Todo lo anteriormente narrado, que es verídico y constatable, causó la indignación de los militantes independentistas, que se propusieron no participar en más pantomimas electorales hasta que desaparezcan las antidemocráticas y coloniales barreras electorales y se garantice la libre participación popular sin intimidaciones, y con observadores internacionales.

 

La antidemocracia electoral no termina ahí; los partidos españolistas y sus adláteres no se contentan con sus multimillonarias campañas electorales, acaparando con su dinero y con su influencia o las de los empresarios patrocinadores, -por decirlo de alguna forma- todos los medios de comunicación habidos y por haber; enormes y ostentosas pancartas y cuantiosa publicidad desde meses antes de la fecha de la campaña electoral, sino que, además, el sistema electoral que año tras año han ido acomodando a sus intereses, les reserva su participación abusiva en los medios de TV y Radio y espacios públicos, dejando para los partidos que no obtuvieron representación en las elecciones anteriores o que se presentan por vez primera las migajas o se les niega participación alguna.
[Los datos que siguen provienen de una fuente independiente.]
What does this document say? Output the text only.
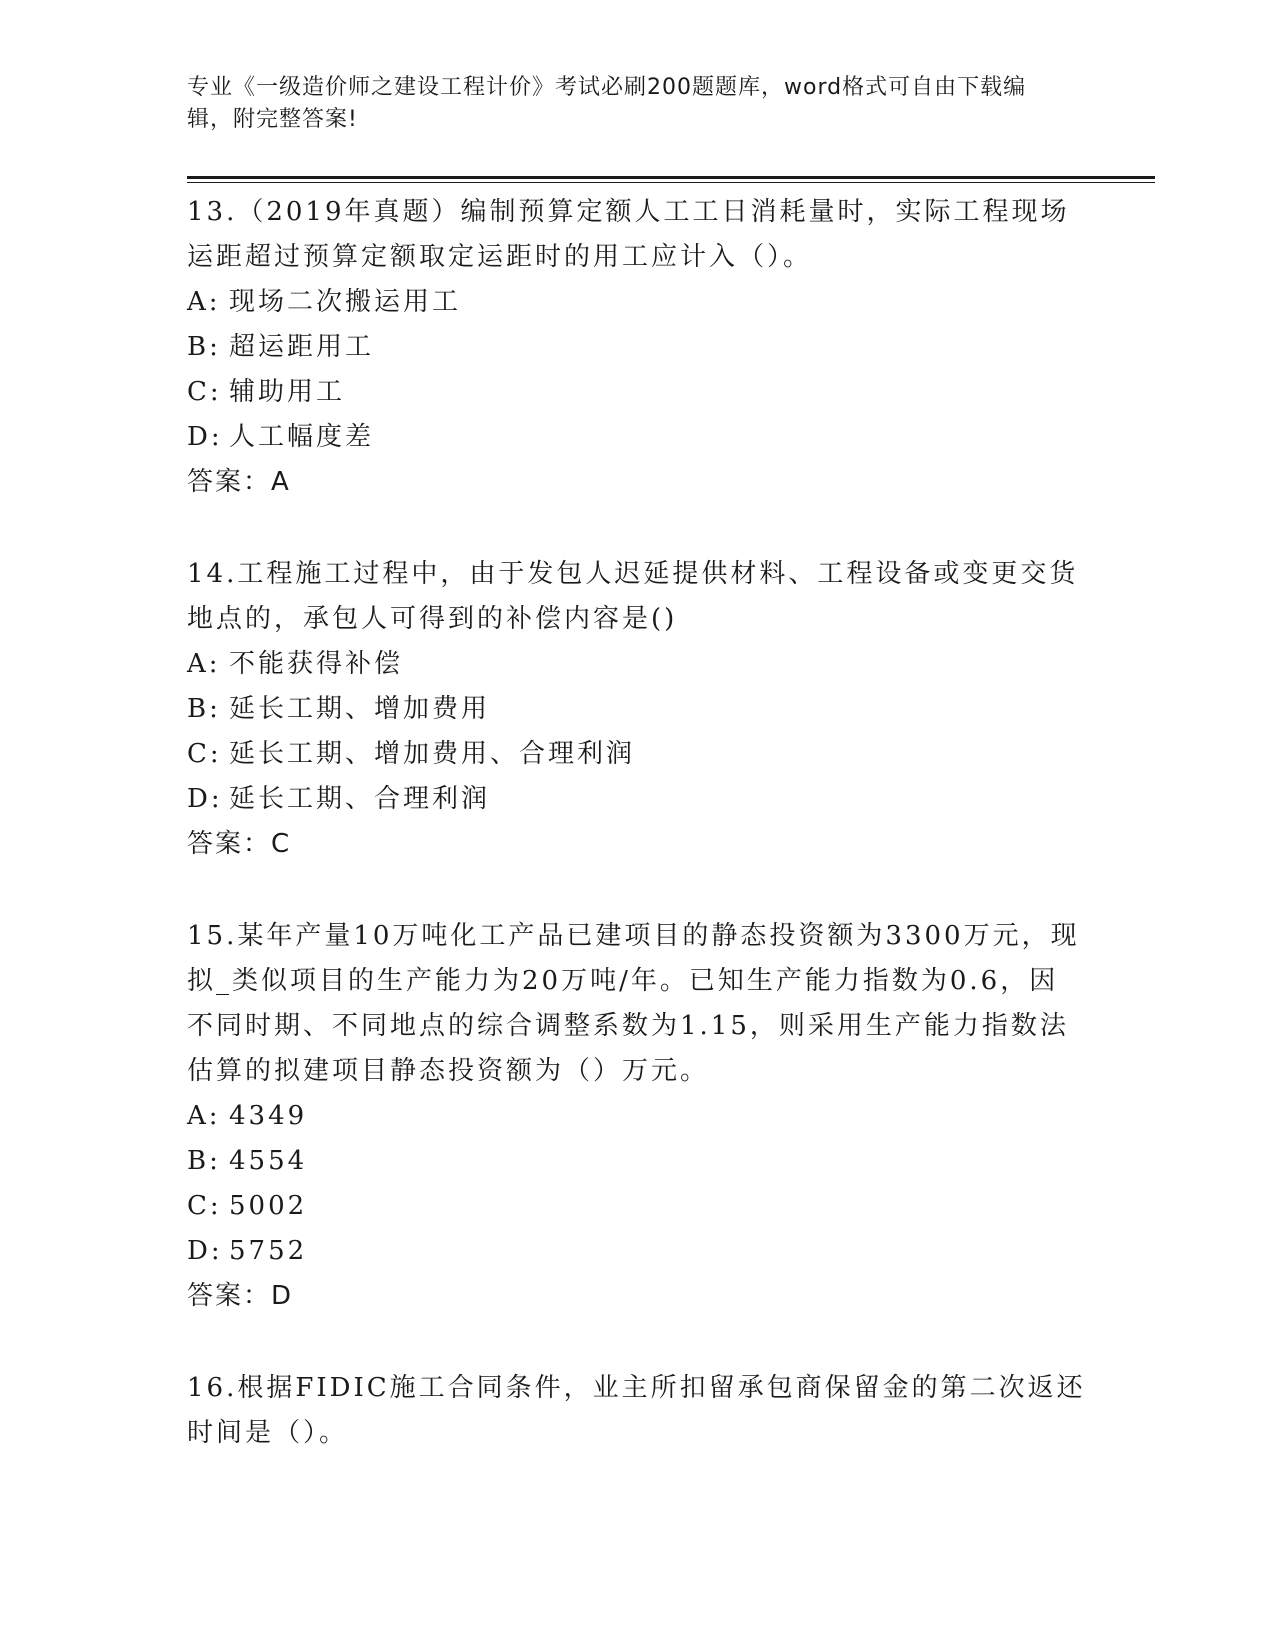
专业《一级造价师之建设工程计价》考试必刷200题题库，word格式可自由下载编辑，附完整答案!

13.（2019年真题）编制预算定额人工工日消耗量时，实际工程现场运距超过预算定额取定运距时的用工应计入（）。

A: 现场二次搬运用工

B: 超运距用工

C: 辅助用工

D: 人工幅度差

答案：A

14.工程施工过程中，由于发包人迟延提供材料、工程设备或变更交货地点的，承包人可得到的补偿内容是()

A: 不能获得补偿

B: 延长工期、增加费用

C: 延长工期、增加费用、合理利润

D: 延长工期、合理利润

答案：C

15.某年产量10万吨化工产品已建项目的静态投资额为3300万元，现拟_类似项目的生产能力为20万吨/年。已知生产能力指数为0.6，因不同时期、不同地点的综合调整系数为1.15，则采用生产能力指数法估算的拟建项目静态投资额为（）万元。

A: 4349

B: 4554

C: 5002

D: 5752

答案：D

16.根据FIDIC施工合同条件，业主所扣留承包商保留金的第二次返还时间是（）。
El colmo del abuso antidemocrático es que, por ejemplo, en municipios como Las Palmas de Gran Canaria y Santa Cruz de Tenerife, sólo se les asignan, por la Junta Electoral correspondiente, una cartelera (leyeron bien, UNA) donde pegar sus carteles, que por cierto, son inmediata y reiteradamente arrancados o sobrepegados.

 

Cuestión aparte son las elecciones a los Ayuntamientos y a los Cabildos. Aquí la obligación de todos los independentistas es la de votar por los partidos y coaliciones independentistas y, sobre todo, a las que, de una manera u otra, en sus programas mencionen la descolonización e independencia y sea ésta su fin estratégico. Es cierto que los concejales independentistas electos luego se ven impelidos a tratar los asuntos domésticos y de interés vecinal, pero es responsabilidad nuestra, la de los independentistas, de hacerles un seguimiento y exigirles que aprovechen cualquier circunstancia para plantear la descolonización e independencia.

 

Volviendo a las elecciones al procolonial Parlamento de Canarias, y ante tal panorama antidemocrático y colonial, ¿qué cabe esperar y qué se puede hacer? Pues, como suele decir nuestro Víctor Ramírez, no crear falsas expectativas y,  por otra parte, aprovechar cualquier resquicio para explicar nuestro mensaje independentista de forma clara y determinante. Y una vez pasada la pantomima electoral, luchar denodadamente y sin pausa, día tras día, por la coordinación de todas las organizaciones independentistas y de todøs løs independentistas.

 

[1] Nos referimos al Frepic Awañak cuando aún no había sido apuñalado miserablemente y vendido al peor postor, por parte de sus actuales irresponsables.